Speaking to Newsweek about the impact of Texan independence, Qvortrup commented: “NASA is an interesting case. Technically, it would belong to Texas as it is in Texas. For example, the Soviet nukes in Ukraine belonged to Kiev after independence.

“And in Quebec, the federal government moved all fighter jets and all sensitive equipment out of that Canadian province on the eve of the 1995 independence referendum for fear that it would be seized by a Quebecois government in the event of a yes vote. NASA would be too expensive for Texas to be run alone, but it will be a good bargaining chip in the event of a yes vote in a future referendum. So too, is the fact that a new country does not have to service the debt of [the] former country.”

Ukraine inherited nuclear weapons from the Soviet Union that were based on its territory when it declared independence in 1991, though it agreed to give them up years later in return for security guarantees from the United States, Russia and Britain.

According to its website, NASA, which is federally funded, has nearly 11,800 “contract and civil service employees” in Texas, including at the Houston’s Lyndon B. Johnson Space Center, with the agency claiming to spend over $2.5 billion per year in the state.

Speaking to Newsweek, Miller argued an independent Texas could be at the forefront of space exploration and the global space industry, noting SpaceX’s strong presence in the state, including its Starbase spaceport at Boca Chica.
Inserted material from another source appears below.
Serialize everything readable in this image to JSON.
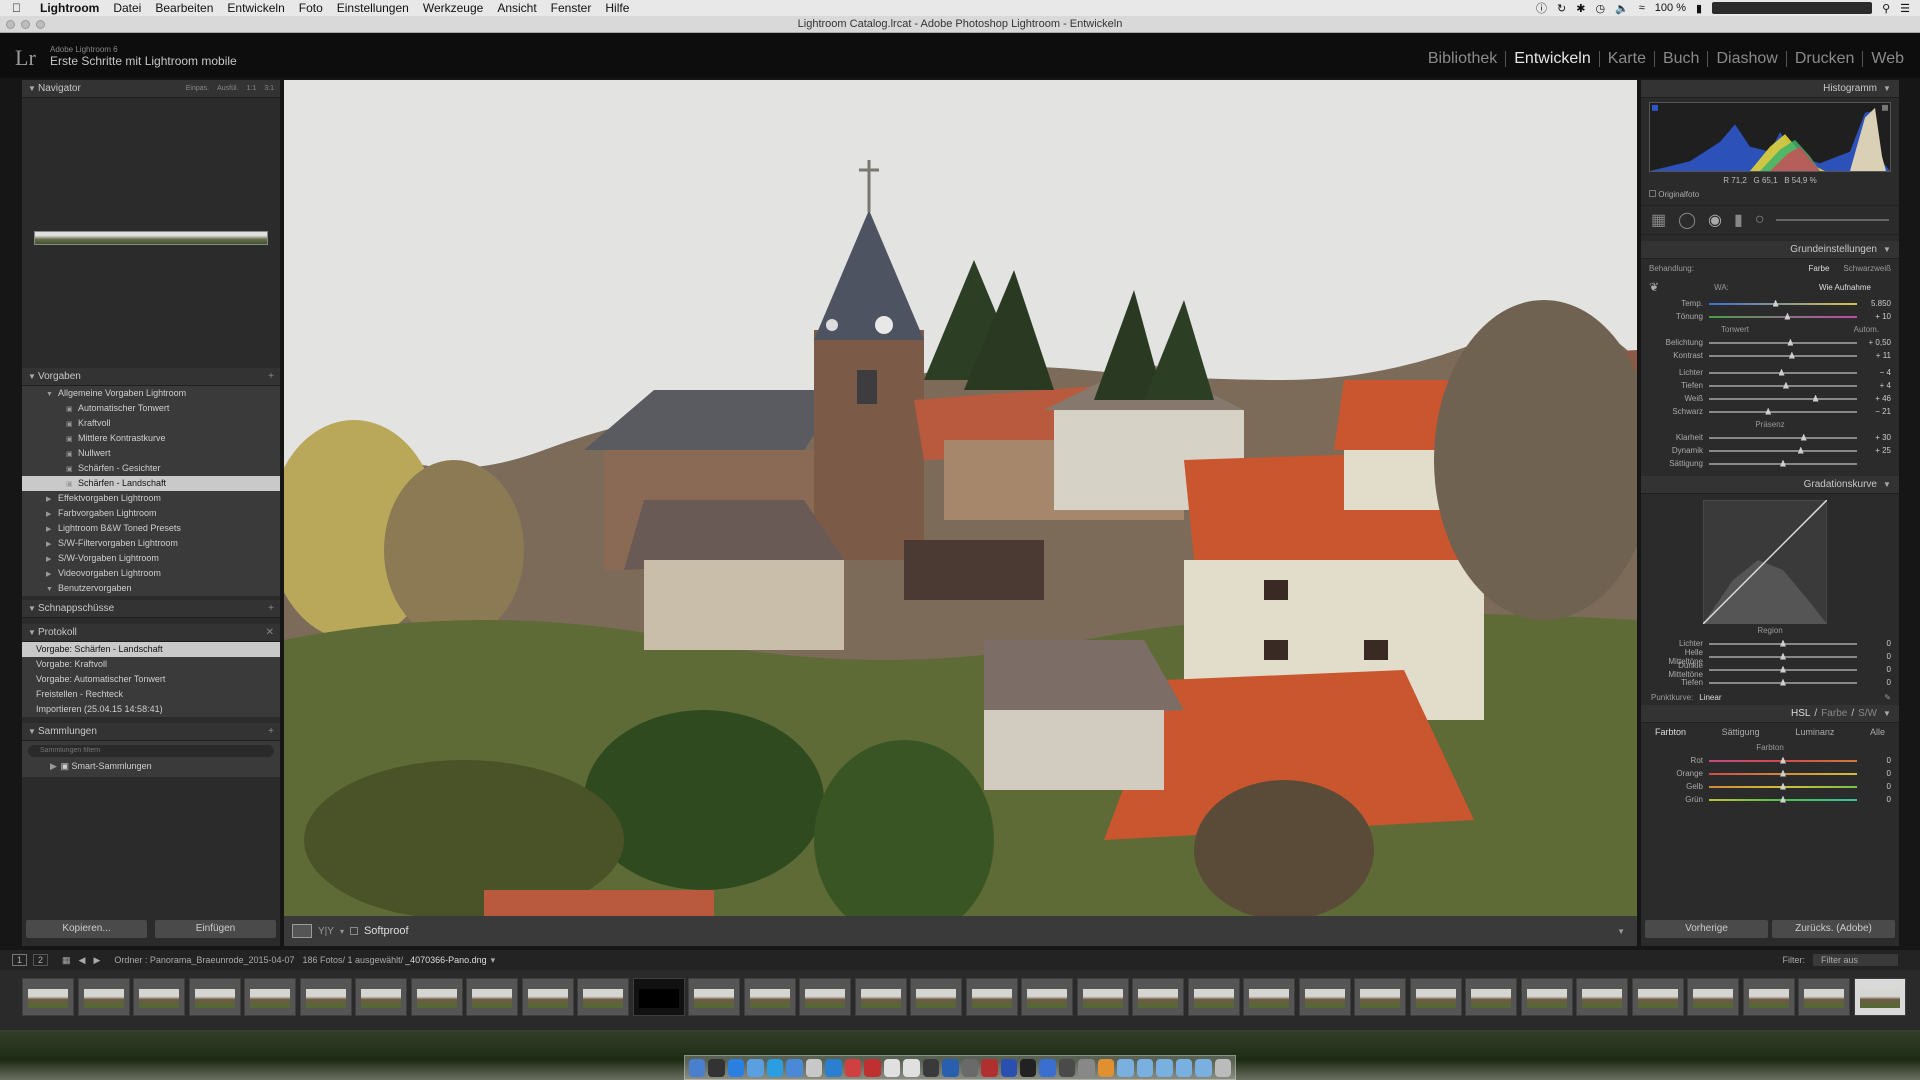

He said: “International cooperation is vital to the advancement of space exploration. However, we are in a time where space innovation is being driven by the private sector.

“Not only would an independent Texas be able to work with NASA or the ESA [European Space Agency], but we are also home to SpaceX who is currently rewriting the book on manned space exploration. We are proud that the next chapter in the story of the space industry is being written right here in Texas. Who knows? Maybe the first flag planted on Mars will the Texas flag.”

Newsweek approached NASA for comment by email.

A Redfield & Wilton Strategies survey of 814 eligible Texan voters conducted for Newsweek from February 1 to 3 found 23 percent would vote for independence in a hypothetical secessionist referendum, versus 67 percent who want Texas to remain “a state within the United States.”

However, in more promising news for Texan nationalists, the survey also found 44 percent of Texans are either more likely or significantly more likely to support independence due to the ongoing migrant crisis. Another 35 percent said this made no difference to their calculations, while 16 percent said it made them more supportive of the American Union.